それはオレにとっていつしか生き甲斐となり、世界を救うための活力になったんだ。
「次がいよいよ、最後の戦いか…」
魔将軍を打倒したことで、魔王の配下は全て倒した。
あとは魔物を無尽蔵に産み出す魔王を倒せば、世界から魔物は消え平和が訪れることだろう。
これは、幼い頃から勇者として育てられたオレだけではなく、この世界に生きる全ての人々の共通認識であり、まさに人類の宿願といえるものだ。
残りは扉の前の魔王のみ-そう、次の魔王を倒せば、世界は救われる。
だというのにオレの心は、この旅を終わらせたくないという、身勝手な寂しさで支配されていた。
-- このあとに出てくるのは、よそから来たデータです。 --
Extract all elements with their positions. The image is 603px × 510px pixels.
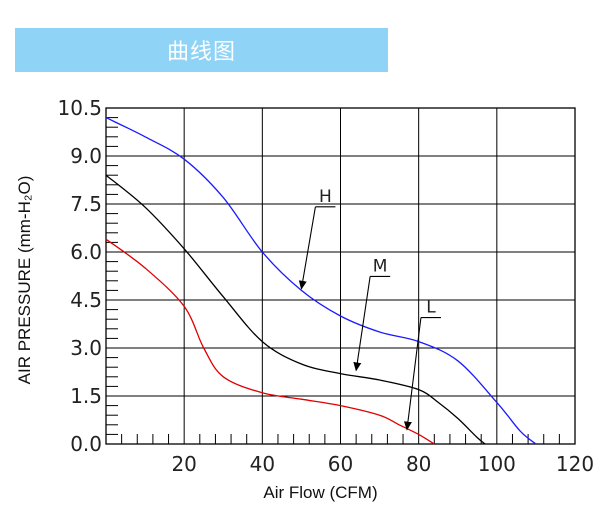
chart-title: 曲线图	[166, 40, 236, 65]
y-tick-label: 0.0	[70, 432, 102, 456]
y-axis-title: AIR PRESSURE (mm-H₂O)	[15, 176, 34, 385]
grid	[105, 107, 576, 445]
leader-arrow-m	[353, 276, 371, 372]
y-tick-label: 4.5	[70, 288, 102, 312]
y-tick-label: 3.0	[70, 336, 102, 360]
leader-arrow-h	[298, 206, 316, 290]
series-label-l: L	[426, 298, 436, 318]
series-lines	[105, 117, 537, 445]
y-tick-label: 10.5	[57, 96, 102, 120]
x-tick-label: 60	[328, 452, 353, 476]
series-line-h	[105, 117, 537, 445]
series-label-m: M	[373, 256, 388, 276]
y-tick-label: 6.0	[70, 240, 102, 264]
series-labels: H M L	[298, 187, 441, 431]
series-label-h: H	[319, 187, 332, 207]
x-tick-label: 100	[478, 452, 516, 476]
x-tick-label: 120	[556, 452, 594, 476]
y-tick-label: 7.5	[70, 192, 102, 216]
series-line-m	[105, 174, 486, 445]
chart-title-banner: 曲线图	[15, 28, 388, 72]
leader-arrow-l	[403, 317, 422, 431]
y-tick-label: 1.5	[70, 384, 102, 408]
minor-ticks	[106, 117, 560, 444]
x-tick-label: 20	[171, 452, 196, 476]
x-axis-title: Air Flow (CFM)	[263, 483, 377, 502]
x-tick-label: 40	[250, 452, 275, 476]
tick-labels: 20 40 60 80 100 120 0.0 1.5 3.0 4.5 6.0 7.5 9.0 10.5	[57, 96, 594, 476]
series-line-l	[105, 238, 435, 445]
x-tick-label: 80	[406, 452, 431, 476]
y-tick-label: 9.0	[70, 144, 102, 168]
「もがみん、カレン、シロッカ…ここまでオレが勇者ダレンとしてやってこれたのは、皆が居てくれたお陰だ…感謝している。」
暖かい眼差しを向けてくれる仲間たちを見渡し、寂しい気持ちを押さえながら、世界を救うという使命を心に灯し、覚悟を決めてオレは言った。
「皆、準備はいいか?」
すると、ラストバトルの前だというのに、皆は笑いながらオレに語りかけてくれた。
「言わせないでよ、バカ!」
「うむ、着替えもバッチリだ。」
「どうせ私の出番なんかこないでしょ、次も好き勝手にやらせてもらうわ。」
そんな仲間たちの言葉を、オレは心でしっかりと受け止め、そして…
「世界を救うため、これが最後の戦いだ!行くぞ!」
自分に言い聞かせるように、そう宣言した。
そしてオレは魔王の間へと続く扉の真ん中辺りにある魔石に産まれたときから左手に刻印されている紋章を翳して扉の封印を解除し魔王とエンカウント。もがみんの最終奥義オメテーはもがみんのパンチラをパンモロにし、カレンの剣技はオレを巻き込むとオレのヘアスタイルを角刈りみたいにして服は弾けとびブラジャーのみの姿になり、シロッカは髪と股間にヒールを飛ばし俺を鼓舞した。その後「オレは、オレたちは、世界中の人たちの思いを託されてここに来た。…モハメド、貴様を倒して世界を救う!」と言って、ワンパンでキルした。